JAKARTA - Minister of Finance (Menkeu) Sri Mulyani is aware of the potential for a recession that is haunting Indonesia.

Based on a Bloomberg survey, Indonesia is ranked 14th out of 15 countries in Asia that are likely to experience an economic recession.

Indonesia's probability of entering a recession is only 3 percent, far below Sri Lanka's 85 percent

Below Sri Lanka, there is also New Zealand with a percentage of 33 percent, South Korea with 25 percent, Japan with 25 percent, and China with 20 percent.

"We will not be complacent, we remain vigilant," said Minister of Finance Sri Mulyani quoted from Antara, Wednesday, July 13. Although she will not be complacent, Sri Mulyani believes that the very low percentage of Indonesia's recession potential reflects the resilience of domestic economic growth, indicators of balance of payments, to a strong State Revenue and Expenditure Budget (APBN).
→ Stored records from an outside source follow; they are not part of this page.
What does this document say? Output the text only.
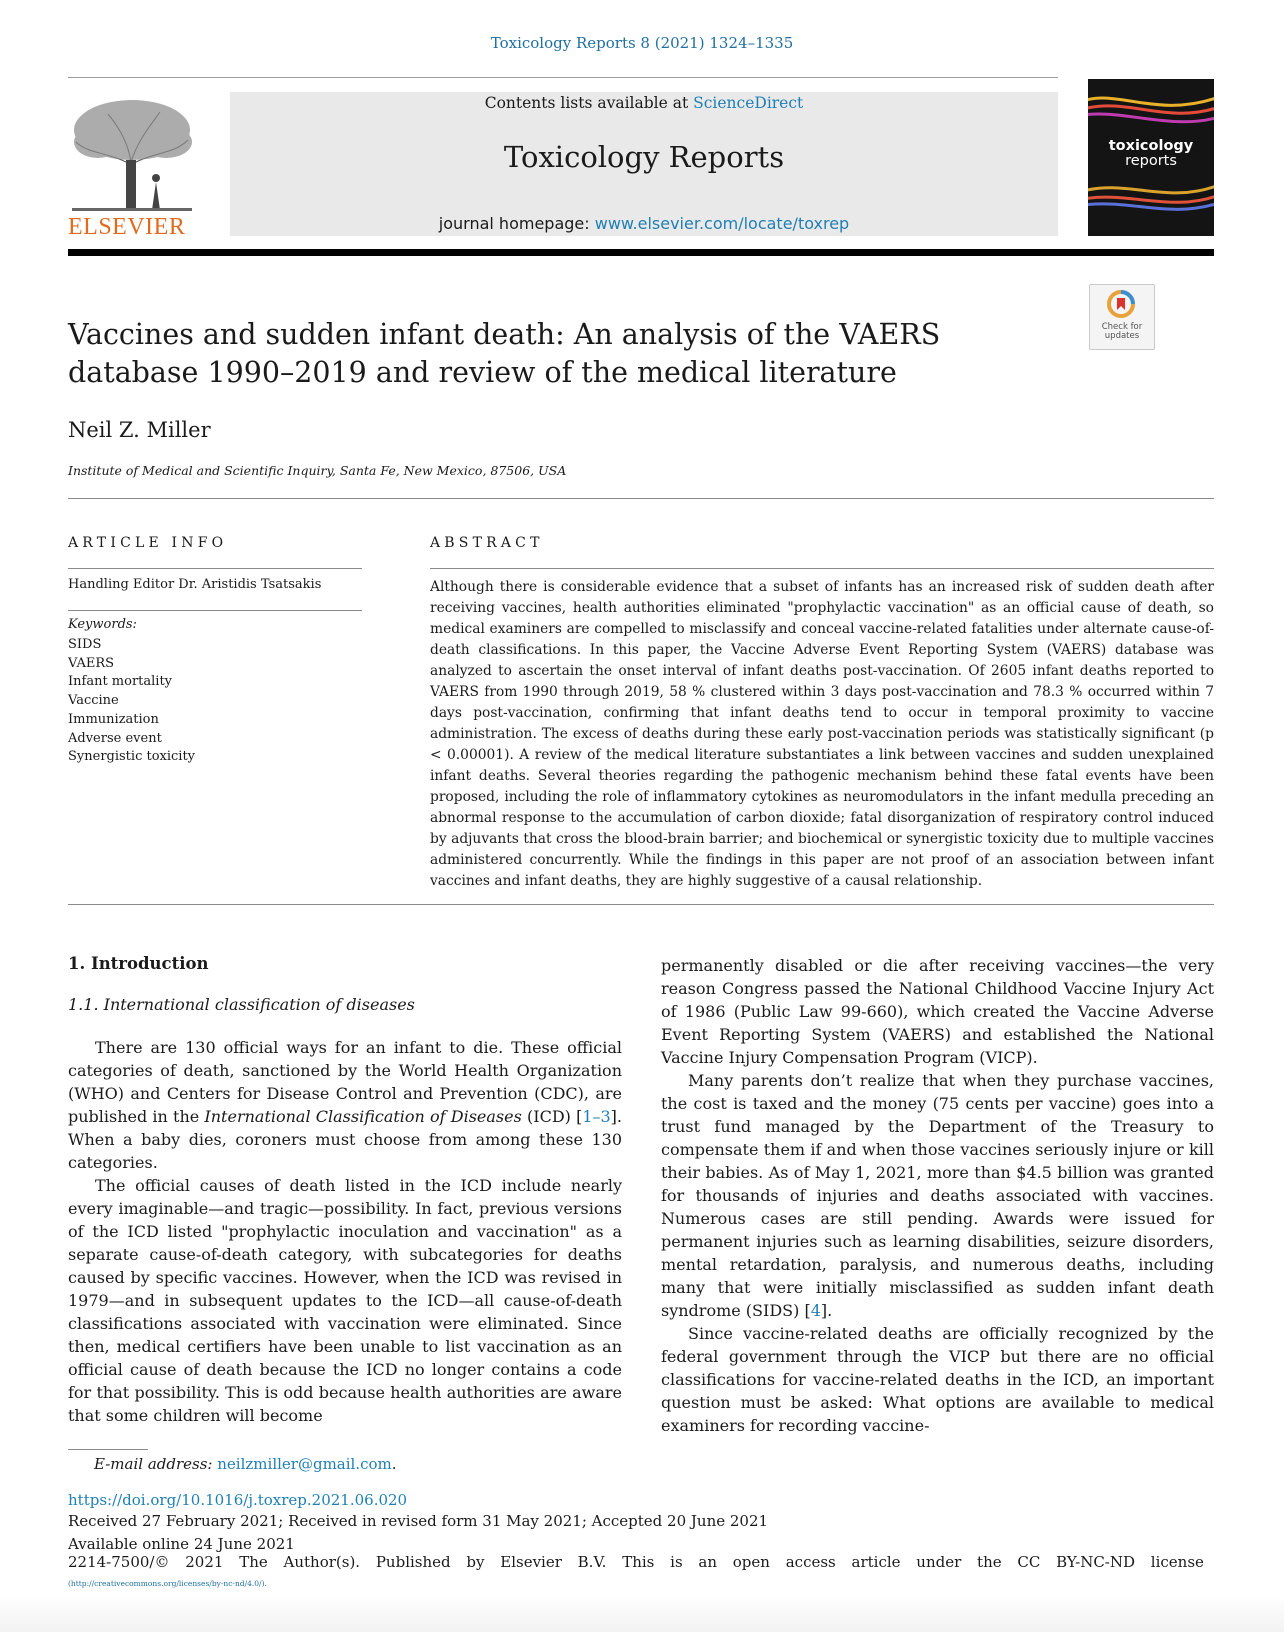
Toxicology Reports 8 (2021) 1324–1335
ELSEVIER
Contents lists available at ScienceDirect
Toxicology Reports
journal homepage: www.elsevier.com/locate/toxrep
toxicology
reports
Check for updates
Vaccines and sudden infant death: An analysis of the VAERS database 1990–2019 and review of the medical literature
Neil Z. Miller
Institute of Medical and Scientific Inquiry, Santa Fe, New Mexico, 87506, USA
ARTICLE INFO	ABSTRACT
Handling Editor Dr. Aristidis Tsatsakis
Keywords:
SIDS
VAERS
Infant mortality
Vaccine
Immunization
Adverse event
Synergistic toxicity

Although there is considerable evidence that a subset of infants has an increased risk of sudden death after receiving vaccines, health authorities eliminated "prophylactic vaccination" as an official cause of death, so medical examiners are compelled to misclassify and conceal vaccine-related fatalities under alternate cause-of-death classifications. In this paper, the Vaccine Adverse Event Reporting System (VAERS) database was analyzed to ascertain the onset interval of infant deaths post-vaccination. Of 2605 infant deaths reported to VAERS from 1990 through 2019, 58 % clustered within 3 days post-vaccination and 78.3 % occurred within 7 days post-vaccination, confirming that infant deaths tend to occur in temporal proximity to vaccine administration. The excess of deaths during these early post-vaccination periods was statistically significant (p < 0.00001). A review of the medical literature substantiates a link between vaccines and sudden unexplained infant deaths. Several theories regarding the pathogenic mechanism behind these fatal events have been proposed, including the role of inflammatory cytokines as neuromodulators in the infant medulla preceding an abnormal response to the accumulation of carbon dioxide; fatal disorganization of respiratory control induced by adjuvants that cross the blood-brain barrier; and biochemical or synergistic toxicity due to multiple vaccines administered concurrently. While the findings in this paper are not proof of an association between infant vaccines and infant deaths, they are highly suggestive of a causal relationship.

1. Introduction
1.1. International classification of diseases

There are 130 official ways for an infant to die. These official categories of death, sanctioned by the World Health Organization (WHO) and Centers for Disease Control and Prevention (CDC), are published in the International Classification of Diseases (ICD) [1–3]. When a baby dies, coroners must choose from among these 130 categories.

The official causes of death listed in the ICD include nearly every imaginable—and tragic—possibility. In fact, previous versions of the ICD listed "prophylactic inoculation and vaccination" as a separate cause-of-death category, with subcategories for deaths caused by specific vaccines. However, when the ICD was revised in 1979—and in subsequent updates to the ICD—all cause-of-death classifications associated with vaccination were eliminated. Since then, medical certifiers have been unable to list vaccination as an official cause of death because the ICD no longer contains a code for that possibility. This is odd because health authorities are aware that some children will become

permanently disabled or die after receiving vaccines—the very reason Congress passed the National Childhood Vaccine Injury Act of 1986 (Public Law 99-660), which created the Vaccine Adverse Event Reporting System (VAERS) and established the National Vaccine Injury Compensation Program (VICP).

Many parents don’t realize that when they purchase vaccines, the cost is taxed and the money (75 cents per vaccine) goes into a trust fund managed by the Department of the Treasury to compensate them if and when those vaccines seriously injure or kill their babies. As of May 1, 2021, more than $4.5 billion was granted for thousands of injuries and deaths associated with vaccines. Numerous cases are still pending. Awards were issued for permanent injuries such as learning disabilities, seizure disorders, mental retardation, paralysis, and numerous deaths, including many that were initially misclassified as sudden infant death syndrome (SIDS) [4].

Since vaccine-related deaths are officially recognized by the federal government through the VICP but there are no official classifications for vaccine-related deaths in the ICD, an important question must be asked: What options are available to medical examiners for recording vaccine-

E-mail address: neilzmiller@gmail.com.
https://doi.org/10.1016/j.toxrep.2021.06.020
Received 27 February 2021; Received in revised form 31 May 2021; Accepted 20 June 2021
Available online 24 June 2021
2214-7500/© 2021 The Author(s). Published by Elsevier B.V. This is an open access article under the CC BY-NC-ND license
(http://creativecommons.org/licenses/by-nc-nd/4.0/).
She emphasized that all policy instruments would be used, including fiscal, monetary, financial sector policies, and other regulations to monitor the possibility of a recession, especially regulations from corporations in the country.
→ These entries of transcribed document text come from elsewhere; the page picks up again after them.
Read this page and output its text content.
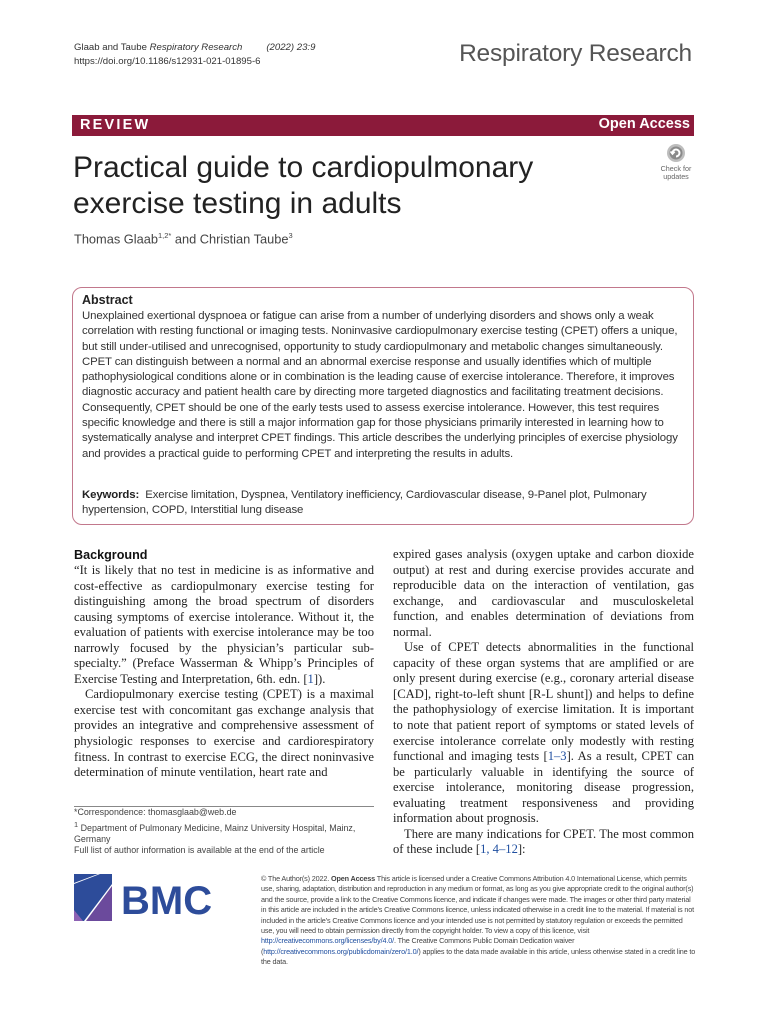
Glaab and Taube Respiratory Research	(2022) 23:9
https://doi.org/10.1186/s12931-021-01895-6	Respiratory Research
REVIEW	Open Access
Practical guide to cardiopulmonary exercise testing in adults
Check for
updates
Thomas Glaab$^{1,2*}$ and Christian Taube$^3$
Abstract
Unexplained exertional dyspnoea or fatigue can arise from a number of underlying disorders and shows only a weak correlation with resting functional or imaging tests. Noninvasive cardiopulmonary exercise testing (CPET) offers a unique, but still under-utilised and unrecognised, opportunity to study cardiopulmonary and metabolic changes simultaneously. CPET can distinguish between a normal and an abnormal exercise response and usually identifies which of multiple pathophysiological conditions alone or in combination is the leading cause of exercise intolerance. Therefore, it improves diagnostic accuracy and patient health care by directing more targeted diagnostics and facilitating treatment decisions. Consequently, CPET should be one of the early tests used to assess exercise intolerance. However, this test requires specific knowledge and there is still a major information gap for those physicians primarily interested in learning how to systematically analyse and interpret CPET findings. This article describes the underlying principles of exercise physiology and provides a practical guide to performing CPET and interpreting the results in adults.
Keywords: Exercise limitation, Dyspnea, Ventilatory inefficiency, Cardiovascular disease, 9-Panel plot, Pulmonary hypertension, COPD, Interstitial lung disease
Background

“It is likely that no test in medicine is as informative and cost-effective as cardiopulmonary exercise testing for distinguishing among the broad spectrum of disorders causing symptoms of exercise intolerance. Without it, the evaluation of patients with exercise intolerance may be too narrowly focused by the physician’s particular sub-specialty.” (Preface Wasserman & Whipp’s Principles of Exercise Testing and Interpretation, 6th. edn. [1]).

Cardiopulmonary exercise testing (CPET) is a maximal exercise test with concomitant gas exchange analysis that provides an integrative and comprehensive assessment of physiologic responses to exercise and cardiorespiratory fitness. In contrast to exercise ECG, the direct noninvasive determination of minute ventilation, heart rate and

expired gases analysis (oxygen uptake and carbon dioxide output) at rest and during exercise provides accurate and reproducible data on the interaction of ventilation, gas exchange, and cardiovascular and musculoskeletal function, and enables determination of deviations from normal.

Use of CPET detects abnormalities in the functional capacity of these organ systems that are amplified or are only present during exercise (e.g., coronary arterial disease [CAD], right-to-left shunt [R-L shunt]) and helps to define the pathophysiology of exercise limitation. It is important to note that patient report of symptoms or stated levels of exercise intolerance correlate only modestly with resting functional and imaging tests [1–3]. As a result, CPET can be particularly valuable in identifying the source of exercise intolerance, monitoring disease progression, evaluating treatment responsiveness and providing information about prognosis.

There are many indications for CPET. The most common of these include [1, 4–12]:

*Correspondence: thomasglaab@web.de
$^1$ Department of Pulmonary Medicine, Mainz University Hospital, Mainz, Germany
Full list of author information is available at the end of the article
BMC
© The Author(s) 2022. Open Access This article is licensed under a Creative Commons Attribution 4.0 International License, which permits use, sharing, adaptation, distribution and reproduction in any medium or format, as long as you give appropriate credit to the original author(s) and the source, provide a link to the Creative Commons licence, and indicate if changes were made. The images or other third party material in this article are included in the article’s Creative Commons licence, unless indicated otherwise in a credit line to the material. If material is not included in the article’s Creative Commons licence and your intended use is not permitted by statutory regulation or exceeds the permitted use, you will need to obtain permission directly from the copyright holder. To view a copy of this licence, visit http://creativecommons.org/licenses/by/4.0/. The Creative Commons Public Domain Dedication waiver (http://creativecommons.org/publicdomain/zero/1.0/) applies to the data made available in this article, unless otherwise stated in a credit line to the data.
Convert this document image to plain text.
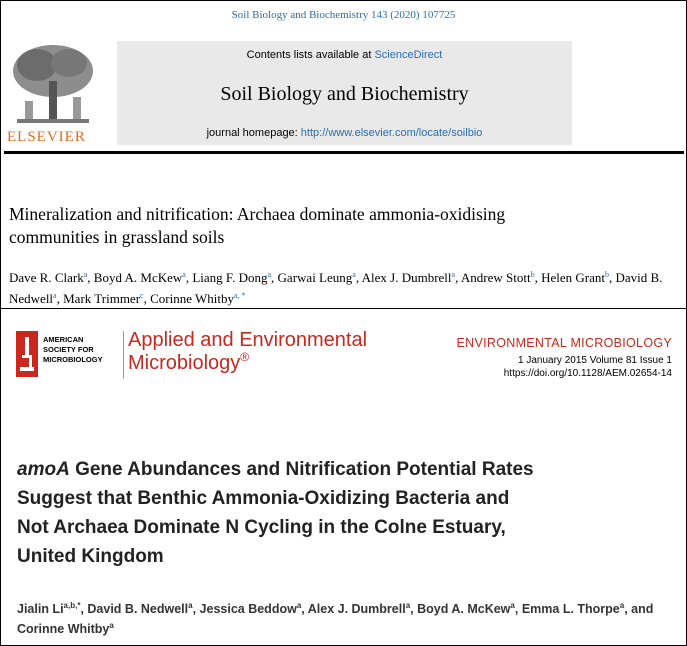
Soil Biology and Biochemistry 143 (2020) 107725
ELSEVIER
Contents lists available at ScienceDirect
Soil Biology and Biochemistry
journal homepage: http://www.elsevier.com/locate/soilbio
Mineralization and nitrification: Archaea dominate ammonia-oxidising
communities in grassland soils
Dave R. Clark$^a$, Boyd A. McKew$^a$, Liang F. Dong$^a$, Garwai Leung$^a$, Alex J. Dumbrell$^a$, Andrew Stott$^b$, Helen Grant$^b$, David B. Nedwell$^a$, Mark Trimmer$^c$, Corinne Whitby$^{a, *}$
AMERICAN
SOCIETY FOR
MICROBIOLOGY
Applied and Environmental
Microbiology®
ENVIRONMENTAL MICROBIOLOGY
1 January 2015 Volume 81 Issue 1
https://doi.org/10.1128/AEM.02654-14
amoA Gene Abundances and Nitrification Potential Rates
Suggest that Benthic Ammonia-Oxidizing Bacteria and
Not Archaea Dominate N Cycling in the Colne Estuary,
United Kingdom
Jialin $Li^{a,b,*}$, David B. Nedwell$^a$, Jessica Beddow$^a$, Alex J. Dumbrell$^a$, Boyd A. McKew$^a$, Emma L. Thorpe$^a$, and Corinne Whitby$^a$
"From the corporate side as well as from our household, we are also relatively good," said Sri Mulyani.

According to her, Indonesia's financial sector is relatively stronger since the global crisis in 2008-2009.

In this way, Indonesia's resilience will improve and the risk of bad bank loans will be maintained.

This illustrates that all sectors learned from the global crisis in 2008-2009.

"However, we must remain vigilant because this will continue until next year. The global risk of inflation and recession or stagflation is very real and will become one of the important topics of discussion at the G20 Indonesia," concluded Sri Mulyani.